Каждую поправку, принятую большинством голосов, Дону волей-неволей приходилось записывать, так как он принял на себя роль редактора. Он меланхолически переворачивал листок и на обратной стороне записывал принятое постановление, против которого нередко сам восставал.[834] Эти листки сохранились и представляют собою курьезный документ. Нередко написанное на одной стороне идет вразрез с тем, что написано с другой, recto[835] мы видим собственную мысль Дону, verso[836] – формулированную им по желанию собрания. Что касается Сийэса, то если он кой в чем и выиграл, все же в самом существенном его работа пропала даром: все было искажено, он не узнавал своей идеи.
Система списков нотаблей, передача избирательного права народом сенату прошли вопреки желанию Дону. Сговорились также относительно учреждения трибуната и законодательного корпуса. Булэ восстал против права поглощения и убедил отменить его, несмотря на протесты Сийэса. Самую главную трудность, казалось, представляла собой организация исполнительной власти. Но власть сама неудержимой силою вещей благодаря ослаблению воли противников шла в руки Бонапарта. Она переходила к нему понемногу, по частям, рядом последовательных отречений.
По первоначальной концепции Бонапарт, Великий Избиратель, парил над правительством, не участвуя в его трудах, парил в бездействии над обоими консулами. Булэ в своем проекте заставил его сойти с облаков; он делал его самого консулом и даже первым консулом; сажал его между двух коллег с тем, чтобы он обсуждал с ними выбор чиновников и все административные и правительственные меры, чтобы голос его обеспечивал коллективные постановления и создавал большинство. Дону шел дальше: одним из своих параграфов он предоставлял первому консулу право назначать единоличною своею властью всех агентов, назначение которых зависело от исполнительного комитета.
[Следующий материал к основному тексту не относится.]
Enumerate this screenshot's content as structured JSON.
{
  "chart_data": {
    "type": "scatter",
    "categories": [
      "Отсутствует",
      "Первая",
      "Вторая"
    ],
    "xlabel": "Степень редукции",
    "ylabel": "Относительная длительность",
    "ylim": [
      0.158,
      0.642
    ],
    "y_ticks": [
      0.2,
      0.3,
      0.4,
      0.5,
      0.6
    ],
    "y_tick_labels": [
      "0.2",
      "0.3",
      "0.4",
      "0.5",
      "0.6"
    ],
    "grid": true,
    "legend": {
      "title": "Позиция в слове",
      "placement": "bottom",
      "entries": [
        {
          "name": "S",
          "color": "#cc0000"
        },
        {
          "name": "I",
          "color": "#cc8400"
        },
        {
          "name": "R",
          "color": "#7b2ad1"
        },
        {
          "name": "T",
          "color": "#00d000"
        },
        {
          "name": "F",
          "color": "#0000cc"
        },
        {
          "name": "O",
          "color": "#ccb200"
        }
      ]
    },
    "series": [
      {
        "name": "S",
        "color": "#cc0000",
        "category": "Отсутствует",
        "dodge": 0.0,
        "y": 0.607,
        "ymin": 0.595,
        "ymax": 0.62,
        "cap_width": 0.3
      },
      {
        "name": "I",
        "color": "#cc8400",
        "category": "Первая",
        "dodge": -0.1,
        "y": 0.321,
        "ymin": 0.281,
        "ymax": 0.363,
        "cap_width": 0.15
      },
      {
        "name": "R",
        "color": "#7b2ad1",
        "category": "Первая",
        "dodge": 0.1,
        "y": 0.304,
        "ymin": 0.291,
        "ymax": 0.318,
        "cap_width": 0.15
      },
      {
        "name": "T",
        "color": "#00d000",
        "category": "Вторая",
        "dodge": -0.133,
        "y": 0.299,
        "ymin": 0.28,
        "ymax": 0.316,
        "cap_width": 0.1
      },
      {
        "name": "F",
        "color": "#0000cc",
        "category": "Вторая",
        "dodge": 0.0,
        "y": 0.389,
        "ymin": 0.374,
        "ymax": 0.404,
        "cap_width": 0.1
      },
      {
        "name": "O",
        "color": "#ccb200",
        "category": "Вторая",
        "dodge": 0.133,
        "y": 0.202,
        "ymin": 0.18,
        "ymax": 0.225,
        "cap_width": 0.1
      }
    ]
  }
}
Но в статье имелась и оговорка; она заканчивалась так: “Во всех других актах исполнительной власти второй и третий консулы имеют решающий голос, как и первый”. Таким образом, первый консул все мог сделать по соглашению с тем или другим из своих коллег и ничего, если бы оба они оказались противоположного мнения. Этого Бонапарт никоим образом не мог допустить, ему нужно было, чтобы мнения навязанных ему советников никогда и ни к чему его не обязывали. И этот последний шаг был сделан: предложенная поправка принята, и Дону вместо своего собственного текста, написал на обороте листа следующие решающие строки: “В других правительственных актах второй и третий консулы имеют совещательный голос. Они подписывают протоколы заседаний, констатируя свое присутствие и, если хотят, могут тут же изложить свое мнение; после чего достаточно решения первого консула”.[837]
Этими восемью словами решалась судьба Франции, правительство снова обретало единство воли, в течение десяти лет отсутствовавшее. При этом, однако же, старались соблюсти приличие, маскировали действительность, для виду жертвовали правдой, одной из ложных идей, на которых держалась революция, – будто республика заключается в множественности глав государства. Правительственные постановления, принятые на заседании консулов и скрепленные тремя подписями, должны были казаться исходящими от коллективного правительства, тогда как на самом деле они исходили от одного человека.
Сийэс не заблуждался на этот счет; он чувствовал себя слишком жестоко проведенным и обманутым. Он не восставал, но, казалось, теперь утратил интерес ко всему. Бонапарт частным образом спросил его, какое вознаграждение он желал бы получить. В первый момент он ответил: “Никакого; я прошу только отставки”. Но весьма важно было, чтобы Сийэс не дулся, и главное, чтобы незаметно было, что он дуется. В глазах класса влиятельнейших революционеров и философов Бонапарт был бы настоящим главой, представителем, хранителем (dépositaire) революции лишь до тех пор, пока люди, подобные Сийэсу, оставались бы подле него, окружая и покрывая его своим престижем. Поэтому он продолжал частным образом видеться с теоретиком и вести с ним переговоры, как равный с равным. Сийэс был не такой человек, чтобы долго сердиться наперекор своим выгодам и удобствам, чтобы бороться за невозможное. Теперь он с каким-то фатализмом давал дорогу неизбежному в надежде, что оно только временное и пройдет, а будущее выдвинет другие комбинации. Вера его в непогрешимость его концепций не пошатнулась ни на йоту, но он считал, что Франция в данный момент еще не в состоянии оценить всю их утонченную красоту, и ему доставляло какое-то горькое удовлетворение чувствовать себя непонятым; его гордость тешило это одиночество мысли. Тем не менее он хотел спасти если уж не принципы, то хоть материальное положение своей партии и свое собственное. С его стороны не было полной капитуляции перед Бонапартом; он только пошел на сделку.